The acceptance of new categories of judicially cognizable injury has not eliminated the basic principle that, to invoke judicial power, the claimant must have a "personal stake in the outcome, "in short, something more than "generalized grievances"...

In the Court's view, the collection and use of taxes is a political issue and not a judicial one except if it causes cognizable harm to the plaintiff (note that "cognizable" is not just "actual," it must also be something that exceeds the Constitutional authority of the government body in question, per Flast v. Cohen, although just being a taxpayer is enough to have standing if the expenditure is unconstitutional), in most cases the "harm" the plaintiff suffers by their tax money being spent in a disagreeable way is too far removed from them personally to be a cognizable harm. I'll note that the cases I've cited are suits against the Federal Government, but there's no reason they wouldn't apply equally to a suit against a state government unless there was a particular state law that gave more latitude to taxpayer standing, which I haven't been able to find for Florida.
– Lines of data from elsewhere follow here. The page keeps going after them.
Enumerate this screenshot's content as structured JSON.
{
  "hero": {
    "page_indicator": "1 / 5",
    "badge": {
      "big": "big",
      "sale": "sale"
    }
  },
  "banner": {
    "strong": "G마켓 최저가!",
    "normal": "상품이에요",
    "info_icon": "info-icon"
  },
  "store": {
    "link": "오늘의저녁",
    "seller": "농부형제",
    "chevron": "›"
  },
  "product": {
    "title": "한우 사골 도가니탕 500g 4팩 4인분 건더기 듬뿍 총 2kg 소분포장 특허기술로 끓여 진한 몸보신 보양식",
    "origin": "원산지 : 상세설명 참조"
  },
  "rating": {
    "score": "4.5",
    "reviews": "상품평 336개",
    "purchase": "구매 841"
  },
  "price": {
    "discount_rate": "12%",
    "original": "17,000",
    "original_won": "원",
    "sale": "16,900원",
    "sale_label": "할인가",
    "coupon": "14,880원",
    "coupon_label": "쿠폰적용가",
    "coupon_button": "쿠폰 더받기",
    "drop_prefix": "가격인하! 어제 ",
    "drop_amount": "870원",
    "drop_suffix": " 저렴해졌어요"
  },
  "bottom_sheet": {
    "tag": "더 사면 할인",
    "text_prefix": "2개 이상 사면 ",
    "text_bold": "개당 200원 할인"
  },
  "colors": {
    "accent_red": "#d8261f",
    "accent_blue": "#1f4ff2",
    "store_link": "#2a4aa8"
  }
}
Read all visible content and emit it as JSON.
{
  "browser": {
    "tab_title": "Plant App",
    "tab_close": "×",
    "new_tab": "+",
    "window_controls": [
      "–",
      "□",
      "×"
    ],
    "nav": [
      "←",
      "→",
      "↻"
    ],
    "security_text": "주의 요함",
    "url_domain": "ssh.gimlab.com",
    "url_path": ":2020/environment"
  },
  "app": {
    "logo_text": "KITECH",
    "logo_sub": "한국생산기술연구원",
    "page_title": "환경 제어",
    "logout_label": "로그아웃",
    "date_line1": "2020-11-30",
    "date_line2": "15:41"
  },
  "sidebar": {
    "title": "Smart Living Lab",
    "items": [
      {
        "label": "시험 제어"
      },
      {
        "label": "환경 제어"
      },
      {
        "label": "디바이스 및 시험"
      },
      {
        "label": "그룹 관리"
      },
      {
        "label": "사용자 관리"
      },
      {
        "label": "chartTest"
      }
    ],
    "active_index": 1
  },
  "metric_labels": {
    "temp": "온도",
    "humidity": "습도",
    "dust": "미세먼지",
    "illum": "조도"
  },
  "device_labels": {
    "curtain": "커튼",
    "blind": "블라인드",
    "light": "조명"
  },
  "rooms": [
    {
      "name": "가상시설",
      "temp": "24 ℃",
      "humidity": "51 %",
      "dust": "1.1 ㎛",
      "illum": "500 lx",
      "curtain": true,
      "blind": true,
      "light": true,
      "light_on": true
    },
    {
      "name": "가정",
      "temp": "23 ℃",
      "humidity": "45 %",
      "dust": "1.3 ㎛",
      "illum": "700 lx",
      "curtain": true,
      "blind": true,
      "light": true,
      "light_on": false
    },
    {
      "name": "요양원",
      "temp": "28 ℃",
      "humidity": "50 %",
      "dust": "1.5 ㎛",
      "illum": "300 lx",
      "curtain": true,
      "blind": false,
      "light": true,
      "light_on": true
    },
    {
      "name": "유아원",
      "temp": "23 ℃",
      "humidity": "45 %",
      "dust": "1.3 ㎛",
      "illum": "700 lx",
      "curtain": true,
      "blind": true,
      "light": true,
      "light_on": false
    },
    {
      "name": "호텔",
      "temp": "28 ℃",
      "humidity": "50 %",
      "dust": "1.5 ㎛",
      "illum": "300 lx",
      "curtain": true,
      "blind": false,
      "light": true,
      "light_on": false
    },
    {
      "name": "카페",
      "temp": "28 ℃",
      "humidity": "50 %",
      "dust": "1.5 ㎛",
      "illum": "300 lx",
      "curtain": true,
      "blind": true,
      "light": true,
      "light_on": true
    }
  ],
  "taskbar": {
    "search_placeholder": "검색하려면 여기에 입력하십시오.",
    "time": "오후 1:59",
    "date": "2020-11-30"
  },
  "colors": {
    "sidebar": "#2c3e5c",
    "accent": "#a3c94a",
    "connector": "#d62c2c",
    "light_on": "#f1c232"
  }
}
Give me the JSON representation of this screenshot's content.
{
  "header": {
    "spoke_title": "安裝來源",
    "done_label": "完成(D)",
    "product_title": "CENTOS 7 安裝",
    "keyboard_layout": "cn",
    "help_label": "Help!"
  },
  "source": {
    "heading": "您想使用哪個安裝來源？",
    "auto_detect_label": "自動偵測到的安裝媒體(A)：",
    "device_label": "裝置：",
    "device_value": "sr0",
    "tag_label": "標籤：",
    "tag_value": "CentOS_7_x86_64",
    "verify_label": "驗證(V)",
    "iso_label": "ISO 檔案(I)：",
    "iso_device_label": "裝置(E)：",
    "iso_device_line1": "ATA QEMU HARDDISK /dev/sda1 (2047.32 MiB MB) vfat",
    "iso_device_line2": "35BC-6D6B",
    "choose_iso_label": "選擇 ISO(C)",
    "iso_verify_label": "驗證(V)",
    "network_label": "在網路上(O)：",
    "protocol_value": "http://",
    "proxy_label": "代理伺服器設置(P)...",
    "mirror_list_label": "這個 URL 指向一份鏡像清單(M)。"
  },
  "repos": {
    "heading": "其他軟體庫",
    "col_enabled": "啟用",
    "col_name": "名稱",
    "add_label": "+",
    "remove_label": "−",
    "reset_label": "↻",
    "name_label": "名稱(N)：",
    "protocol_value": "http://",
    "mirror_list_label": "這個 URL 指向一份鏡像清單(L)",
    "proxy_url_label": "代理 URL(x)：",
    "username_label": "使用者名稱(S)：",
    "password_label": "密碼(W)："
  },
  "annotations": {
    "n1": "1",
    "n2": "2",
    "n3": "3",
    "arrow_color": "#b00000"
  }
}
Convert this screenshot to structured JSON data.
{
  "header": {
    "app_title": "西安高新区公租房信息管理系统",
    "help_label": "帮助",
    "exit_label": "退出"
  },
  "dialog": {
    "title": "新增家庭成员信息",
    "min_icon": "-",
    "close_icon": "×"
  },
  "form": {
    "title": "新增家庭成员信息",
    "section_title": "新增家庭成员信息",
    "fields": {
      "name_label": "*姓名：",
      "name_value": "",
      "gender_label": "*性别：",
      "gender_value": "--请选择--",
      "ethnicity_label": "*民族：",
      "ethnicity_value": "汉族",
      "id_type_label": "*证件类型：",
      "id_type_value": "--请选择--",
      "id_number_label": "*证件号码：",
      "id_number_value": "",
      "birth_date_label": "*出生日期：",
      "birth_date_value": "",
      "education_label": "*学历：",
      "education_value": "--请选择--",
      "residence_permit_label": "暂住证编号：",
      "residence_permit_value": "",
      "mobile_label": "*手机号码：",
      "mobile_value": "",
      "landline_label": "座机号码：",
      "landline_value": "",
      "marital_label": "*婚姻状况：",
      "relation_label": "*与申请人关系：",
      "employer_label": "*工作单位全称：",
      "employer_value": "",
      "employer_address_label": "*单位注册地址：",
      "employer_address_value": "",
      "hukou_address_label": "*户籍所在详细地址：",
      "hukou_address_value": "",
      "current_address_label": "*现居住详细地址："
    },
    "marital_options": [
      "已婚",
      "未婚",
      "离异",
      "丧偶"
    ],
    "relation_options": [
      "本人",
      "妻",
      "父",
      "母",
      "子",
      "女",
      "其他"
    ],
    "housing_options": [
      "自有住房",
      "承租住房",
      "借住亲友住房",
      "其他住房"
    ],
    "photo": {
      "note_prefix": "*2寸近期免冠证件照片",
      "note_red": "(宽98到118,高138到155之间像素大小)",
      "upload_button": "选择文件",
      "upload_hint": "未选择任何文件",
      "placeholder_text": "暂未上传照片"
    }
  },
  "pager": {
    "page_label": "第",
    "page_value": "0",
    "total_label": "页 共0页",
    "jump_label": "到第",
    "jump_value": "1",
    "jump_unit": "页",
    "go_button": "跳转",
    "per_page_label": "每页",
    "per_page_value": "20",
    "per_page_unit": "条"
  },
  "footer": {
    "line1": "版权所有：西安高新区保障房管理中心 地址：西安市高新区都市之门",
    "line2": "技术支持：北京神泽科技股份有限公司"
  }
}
Ultimately, what this means is that the Court's opinion is that in almost all cases, taxpayers need to have their grievances with tax expenditures resolved by their elected officials, not the court system. At this point we could talk about Sovereign and Qualified Immunity for the government body and official respectively, and whether or not the downloading of the malware would be negligence and allow a suit under Title XLV 768.28, which waives Sovereign Immunity for the Florida Government for torts related to (among other things) loss of property, but it would ultimately be fruitless since simply being a taxpayer is not enough to have standing for injury if the government uses the taxes in a way the plaintiff disagrees with.